I'm trying to understand why you can't just add the symlink as a dependency. I imagine your automatic dependencies are on one line, but you can have as many as you want.
x.o: a.h b.h
x.o: c.h
x.o: d.h
But having said that, it seems likely that make will stat the symlink's target, and not the symlink itself, so that may not DTRT. I suppose you could just touch a file somewhere whenever you make the symlink, but I also suppose you've already thought of that...
You could have a rule that runs ls -id link/. > test, which will put the inode number of the link target directory in test. You could then cmp test save, where save is from the last run. You could then have that make rule do make clean && make target if they are different.
targetwrapper:
ls -id link/. > test
cmp test save || make clean
make realtarget
cp test save
clean:
echo cleaned
realtarget:
echo made
No, Make does not support this. You may wish to consider using another build system such as SCons, which does not rely solely on the timestamp but actually computes the MD5 hash of source files and bases its decisions on the hashes.

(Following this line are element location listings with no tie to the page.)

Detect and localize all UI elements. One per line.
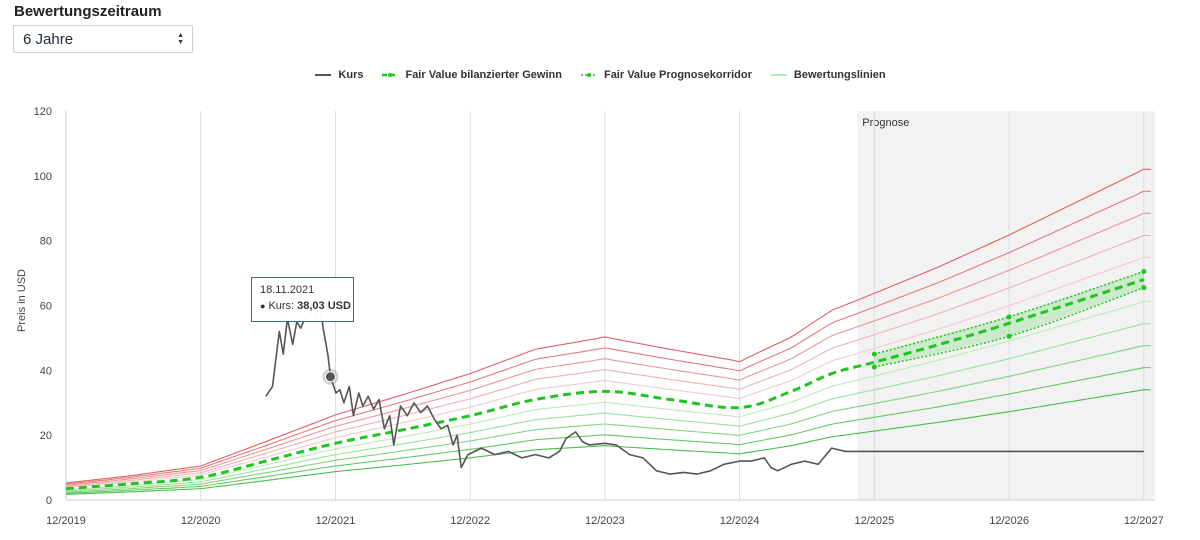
- y-tick-label: 80: [40, 236, 52, 248]
- forecast-corridor-point: [1006, 333, 1012, 339]
- forecast-corridor-point: [871, 364, 877, 370]
- x-tick-label: 12/2019: [46, 515, 86, 527]
- chart-legend: Kurs Fair Value bilanzierter Gewinn Fair…: [0, 66, 1200, 84]
- highlight-point: [324, 371, 336, 383]
- valuation-line: [65, 234, 1151, 487]
- legend-label-price: Kurs: [338, 69, 364, 81]
- x-tick-label: 12/2022: [450, 515, 490, 527]
- price-line: [265, 304, 1144, 475]
- valuation-line: [65, 323, 1151, 492]
- select-arrows-icon: ▲ ▼: [177, 32, 184, 46]
- x-tick-label: 12/2020: [181, 515, 221, 527]
- valuation-period-label: Bewertungszeitraum: [14, 3, 162, 20]
- valuation-chart[interactable]: Prognose 0 20 40 60 80 100 120 12/2019 12/2020 12/…: [0, 90, 1200, 540]
- price-tooltip: 18.11.2021 ● Kurs: 38,03 USD: [251, 277, 354, 322]
- x-tick-label: 12/2026: [989, 515, 1029, 527]
- fair-value-line-icon: [382, 73, 399, 77]
- valuation-line: [65, 345, 1151, 493]
- forecast-corridor-point: [1006, 314, 1012, 320]
- forecast-corridor-line-icon: [580, 73, 597, 77]
- forecast-corridor-point: [871, 351, 877, 357]
- y-tick-label: 120: [34, 106, 52, 118]
- legend-label-forecast-corridor: Fair Value Prognosekorridor: [603, 69, 752, 81]
- y-tick-label: 40: [40, 365, 52, 377]
- forecast-corridor-lower: [874, 286, 1145, 368]
- tooltip-date: 18.11.2021: [260, 284, 315, 296]
- fair-value-line: [65, 278, 1145, 491]
- tooltip-value: 38,03 USD: [297, 300, 351, 312]
- x-tick-label: 12/2025: [854, 515, 894, 527]
- y-tick-label: 20: [40, 430, 52, 442]
- legend-label-valuation-lines: Bewertungslinien: [793, 69, 886, 81]
- valuation-line: [65, 212, 1151, 486]
- forecast-corridor-upper: [874, 270, 1145, 355]
- legend-item-fair-value[interactable]: Fair Value bilanzierter Gewinn: [381, 69, 562, 81]
- x-tick-label: 12/2027: [1124, 515, 1164, 527]
- tooltip-series-label: Kurs:: [268, 300, 295, 312]
- forecast-region: [857, 111, 1155, 500]
- valuation-line: [65, 168, 1151, 484]
- valuation-line: [65, 367, 1151, 494]
- valuation-line: [65, 190, 1151, 485]
- valuation-period-value: 6 Jahre: [23, 30, 74, 48]
- y-tick-label: 60: [40, 301, 52, 313]
- tooltip-series-dot-icon: ●: [260, 301, 266, 311]
- valuation-period-select[interactable]: 6 Jahre ▲ ▼: [13, 25, 193, 53]
- forecast-corridor-point: [1141, 268, 1147, 274]
- valuation-line: [65, 300, 1151, 491]
- valuation-lines-icon: [770, 74, 787, 76]
- y-tick-label: 100: [34, 171, 52, 183]
- x-tick-label: 12/2024: [720, 515, 760, 527]
- valuation-line: [65, 389, 1151, 495]
- valuation-line: [65, 256, 1151, 489]
- x-tick-label: 12/2023: [585, 515, 625, 527]
- y-axis-label: Preis in USD: [16, 269, 28, 332]
- legend-item-price[interactable]: Kurs: [314, 69, 363, 81]
- forecast-region-label: Prognose: [862, 117, 909, 129]
- x-tick-label: 12/2021: [316, 515, 356, 527]
- legend-label-fair-value: Fair Value bilanzierter Gewinn: [405, 69, 562, 81]
- legend-item-forecast-corridor[interactable]: Fair Value Prognosekorridor: [580, 69, 752, 81]
- chart-area: Prognose 0 20 40 60 80 100 120 12/2019 12/2020 12/…: [0, 90, 1200, 540]
- y-tick-label: 0: [46, 495, 52, 507]
- legend-item-valuation-lines[interactable]: Bewertungslinien: [770, 69, 886, 81]
- price-line-icon: [315, 74, 332, 76]
- forecast-corridor-point: [1141, 285, 1147, 291]
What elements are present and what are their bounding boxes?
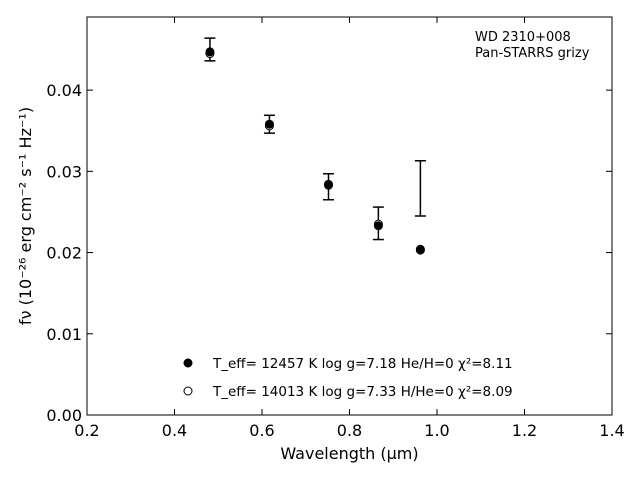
plot-area <box>86 16 613 416</box>
annotation-line-1: WD 2310+008 <box>475 30 571 45</box>
legend: T_eff= 12457 K log g=7.18 He/H=0 χ²=8.11… <box>183 356 513 400</box>
y-tick-label: 0.03 <box>46 162 82 181</box>
model-point-filled <box>264 119 274 129</box>
model-point-filled <box>205 47 215 57</box>
y-tick-label: 0.01 <box>46 325 82 344</box>
annotation-line-2: Pan-STARRS grizy <box>475 46 590 61</box>
model-point-filled <box>324 179 333 189</box>
data-layer <box>204 37 426 255</box>
x-tick-label: 1.0 <box>424 421 449 440</box>
y-axis-title: fν (10⁻²⁶ erg cm⁻² s⁻¹ Hz⁻¹) <box>16 107 35 325</box>
x-tick-label: 0.4 <box>162 421 187 440</box>
y-tick-label: 0.02 <box>46 244 82 263</box>
y-tick-label: 0.00 <box>46 406 82 425</box>
x-tick-label: 0.6 <box>249 421 274 440</box>
y-tick-label: 0.04 <box>46 81 82 100</box>
axis-ticks: 0.2 0.4 0.6 0.8 1.0 1.2 1.4 0.00 0.01 0.02 0.03 0.0… <box>46 17 625 440</box>
legend-label: T_eff= 14013 K log g=7.33 H/He=0 χ²=8.09 <box>212 384 513 400</box>
x-axis-title: Wavelength (μm) <box>280 444 418 463</box>
x-tick-label: 1.4 <box>599 421 624 440</box>
legend-marker-filled <box>183 358 193 368</box>
model-point-filled <box>373 221 383 231</box>
x-tick-label: 0.8 <box>337 421 362 440</box>
x-tick-label: 0.2 <box>74 421 99 440</box>
legend-marker-open <box>183 386 193 396</box>
legend-label: T_eff= 12457 K log g=7.18 He/H=0 χ²=8.11 <box>212 356 513 372</box>
x-tick-label: 1.2 <box>512 421 537 440</box>
model-point-filled <box>415 244 425 254</box>
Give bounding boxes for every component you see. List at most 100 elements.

From "What makes SCons better?" on its web site:
Reliable detection of build changes using MD5 signatures; optional, configurable support for traditional timestamps.
While make doesn't support it out of the box, you can program it.
include more_deps
ifneq ($(MAKE_RESTARTS),)
more_deps:
if (foolink.old differs from what foolink points to) ; then \
readlink foolink > foolink.old ; \
echo "foo_user: foolink_trigger" > more_deps ; \
touch foolink_trigger ; \
else \
echo "" > more_deps ;\
fi
endif
foo_user: foo_user.cpp
g++ $^ -o $#
Here you include makefile more_deps which sometimes will include the dependency on the symlink's trigger. Trigger is a special intermediate flie, all the meaningful informaion in which is its timestamp. When the symlink changes, the timestamp of the trigger is updated to current time (see touch), thus making foo_user outdated and it is the rebuilt.

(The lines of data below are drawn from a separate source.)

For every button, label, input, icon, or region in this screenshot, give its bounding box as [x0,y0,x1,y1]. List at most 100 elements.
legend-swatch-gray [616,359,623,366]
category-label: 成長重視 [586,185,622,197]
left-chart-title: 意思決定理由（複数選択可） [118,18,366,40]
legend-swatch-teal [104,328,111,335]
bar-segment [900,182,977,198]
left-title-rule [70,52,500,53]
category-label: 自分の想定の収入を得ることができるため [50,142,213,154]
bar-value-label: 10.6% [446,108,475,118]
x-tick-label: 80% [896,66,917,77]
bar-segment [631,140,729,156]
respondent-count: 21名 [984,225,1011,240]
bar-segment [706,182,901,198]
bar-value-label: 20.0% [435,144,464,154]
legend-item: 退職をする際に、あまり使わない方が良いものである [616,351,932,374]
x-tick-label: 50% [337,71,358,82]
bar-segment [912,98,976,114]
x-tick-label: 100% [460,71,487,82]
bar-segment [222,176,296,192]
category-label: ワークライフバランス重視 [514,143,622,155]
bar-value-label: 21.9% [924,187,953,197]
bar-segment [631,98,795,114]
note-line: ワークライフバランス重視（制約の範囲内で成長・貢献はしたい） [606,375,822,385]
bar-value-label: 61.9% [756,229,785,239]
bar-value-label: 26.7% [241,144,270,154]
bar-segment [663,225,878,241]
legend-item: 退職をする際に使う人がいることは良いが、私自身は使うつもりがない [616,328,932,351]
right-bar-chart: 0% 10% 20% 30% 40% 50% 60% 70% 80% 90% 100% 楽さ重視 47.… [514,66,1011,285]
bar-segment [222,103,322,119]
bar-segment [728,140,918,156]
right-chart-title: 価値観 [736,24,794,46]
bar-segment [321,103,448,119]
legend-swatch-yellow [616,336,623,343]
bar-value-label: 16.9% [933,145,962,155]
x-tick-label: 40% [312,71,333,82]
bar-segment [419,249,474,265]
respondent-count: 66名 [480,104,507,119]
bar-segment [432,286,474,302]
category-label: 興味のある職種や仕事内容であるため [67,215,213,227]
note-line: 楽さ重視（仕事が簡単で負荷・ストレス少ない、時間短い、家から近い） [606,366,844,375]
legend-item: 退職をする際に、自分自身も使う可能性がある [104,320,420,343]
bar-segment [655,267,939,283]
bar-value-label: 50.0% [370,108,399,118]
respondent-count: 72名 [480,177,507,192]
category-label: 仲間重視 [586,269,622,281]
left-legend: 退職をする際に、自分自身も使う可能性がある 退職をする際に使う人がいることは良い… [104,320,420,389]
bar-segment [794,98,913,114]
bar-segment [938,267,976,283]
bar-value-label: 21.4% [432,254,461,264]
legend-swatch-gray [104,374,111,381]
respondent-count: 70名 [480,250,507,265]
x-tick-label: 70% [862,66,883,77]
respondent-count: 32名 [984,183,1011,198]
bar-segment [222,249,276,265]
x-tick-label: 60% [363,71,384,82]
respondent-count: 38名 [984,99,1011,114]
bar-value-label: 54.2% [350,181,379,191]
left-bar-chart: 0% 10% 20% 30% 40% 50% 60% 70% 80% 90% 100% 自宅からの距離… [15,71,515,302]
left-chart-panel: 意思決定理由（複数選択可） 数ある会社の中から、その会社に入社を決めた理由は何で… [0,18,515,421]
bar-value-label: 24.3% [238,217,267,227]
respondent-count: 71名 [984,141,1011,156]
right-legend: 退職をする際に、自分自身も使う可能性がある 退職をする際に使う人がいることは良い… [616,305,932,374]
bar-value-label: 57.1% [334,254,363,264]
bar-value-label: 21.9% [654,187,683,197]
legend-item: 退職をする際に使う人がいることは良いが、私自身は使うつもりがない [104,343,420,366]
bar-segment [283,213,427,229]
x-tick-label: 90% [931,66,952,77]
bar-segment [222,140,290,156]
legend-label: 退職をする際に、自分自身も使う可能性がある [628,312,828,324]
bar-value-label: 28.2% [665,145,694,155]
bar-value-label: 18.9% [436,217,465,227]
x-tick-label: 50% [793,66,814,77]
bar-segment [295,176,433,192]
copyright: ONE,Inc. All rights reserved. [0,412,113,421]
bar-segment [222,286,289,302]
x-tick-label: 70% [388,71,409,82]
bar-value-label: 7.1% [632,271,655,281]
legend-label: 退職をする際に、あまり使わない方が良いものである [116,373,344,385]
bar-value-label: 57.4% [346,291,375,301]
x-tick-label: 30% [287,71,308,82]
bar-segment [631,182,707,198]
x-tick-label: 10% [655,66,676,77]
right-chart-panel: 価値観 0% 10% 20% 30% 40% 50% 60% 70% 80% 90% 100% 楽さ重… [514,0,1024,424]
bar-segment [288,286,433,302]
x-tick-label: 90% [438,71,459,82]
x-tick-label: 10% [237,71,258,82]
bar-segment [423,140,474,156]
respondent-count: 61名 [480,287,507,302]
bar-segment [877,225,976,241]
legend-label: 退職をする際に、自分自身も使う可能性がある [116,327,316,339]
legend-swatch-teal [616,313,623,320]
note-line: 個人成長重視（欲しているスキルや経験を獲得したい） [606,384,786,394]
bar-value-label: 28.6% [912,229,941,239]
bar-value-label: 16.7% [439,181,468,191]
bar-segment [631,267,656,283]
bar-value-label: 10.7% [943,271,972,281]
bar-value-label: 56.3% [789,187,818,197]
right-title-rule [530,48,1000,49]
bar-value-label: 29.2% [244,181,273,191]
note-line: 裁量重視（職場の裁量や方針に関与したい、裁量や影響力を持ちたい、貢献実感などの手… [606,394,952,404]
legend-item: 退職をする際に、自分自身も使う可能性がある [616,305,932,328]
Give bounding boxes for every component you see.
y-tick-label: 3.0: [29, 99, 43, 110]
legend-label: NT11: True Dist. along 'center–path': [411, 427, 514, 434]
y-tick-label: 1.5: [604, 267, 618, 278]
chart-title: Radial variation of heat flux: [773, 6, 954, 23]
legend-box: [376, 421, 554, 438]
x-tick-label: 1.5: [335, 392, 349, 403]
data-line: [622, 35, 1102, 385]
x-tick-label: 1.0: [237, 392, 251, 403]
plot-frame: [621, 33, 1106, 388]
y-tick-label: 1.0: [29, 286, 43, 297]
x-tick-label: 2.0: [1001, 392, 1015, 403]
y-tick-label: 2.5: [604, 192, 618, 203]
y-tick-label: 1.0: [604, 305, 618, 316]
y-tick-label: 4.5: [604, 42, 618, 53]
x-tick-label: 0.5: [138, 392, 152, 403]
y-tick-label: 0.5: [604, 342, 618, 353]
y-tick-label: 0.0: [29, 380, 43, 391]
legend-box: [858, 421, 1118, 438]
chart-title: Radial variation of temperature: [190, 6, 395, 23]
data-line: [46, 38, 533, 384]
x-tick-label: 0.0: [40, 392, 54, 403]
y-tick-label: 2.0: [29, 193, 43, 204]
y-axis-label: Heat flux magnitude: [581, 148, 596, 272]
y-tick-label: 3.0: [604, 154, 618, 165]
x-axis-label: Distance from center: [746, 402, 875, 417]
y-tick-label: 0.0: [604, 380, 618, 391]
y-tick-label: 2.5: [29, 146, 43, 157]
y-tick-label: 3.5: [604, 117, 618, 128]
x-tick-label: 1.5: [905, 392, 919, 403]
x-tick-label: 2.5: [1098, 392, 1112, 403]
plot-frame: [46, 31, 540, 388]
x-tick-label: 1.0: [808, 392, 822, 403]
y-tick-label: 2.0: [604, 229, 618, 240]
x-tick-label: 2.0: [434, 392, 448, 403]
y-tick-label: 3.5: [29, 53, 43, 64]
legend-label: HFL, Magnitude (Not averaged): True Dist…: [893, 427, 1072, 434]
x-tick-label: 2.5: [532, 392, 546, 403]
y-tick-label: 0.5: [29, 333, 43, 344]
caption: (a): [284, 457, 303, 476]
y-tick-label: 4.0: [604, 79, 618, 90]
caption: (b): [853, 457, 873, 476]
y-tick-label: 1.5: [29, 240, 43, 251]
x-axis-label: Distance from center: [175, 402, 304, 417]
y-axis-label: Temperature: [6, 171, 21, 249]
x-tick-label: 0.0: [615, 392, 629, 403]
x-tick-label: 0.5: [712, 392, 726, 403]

include and MAKE_RESTARTS are needed to restart make after calculating the dependency described above. If the makefile being included is a target itself, the target is considered to be rebuilt, is rebuilt and then make restarts and re-reads makefile. But when it reads makefile for the second time, it doesn't see more_deps as a target, because MAKE_RESTARTS variable expands to non-empty string.
In fact, the line with if can sound like this:
more_deps:
if (any condition you want with $(VARIABLES) possible!) ; then \
update a file that holds the previous state ;\
...
Through which process do you change the symlink? You could add a make clean type of action to the script that changes the symlink.
You could also set up a "header working folder" in with you let make copy your header files, where the copied header files are dependent on their original and the symlink. The dependencies generated by GCC only take the working headers into account and won't clash with your copy headers into the working folder part of your Makefile.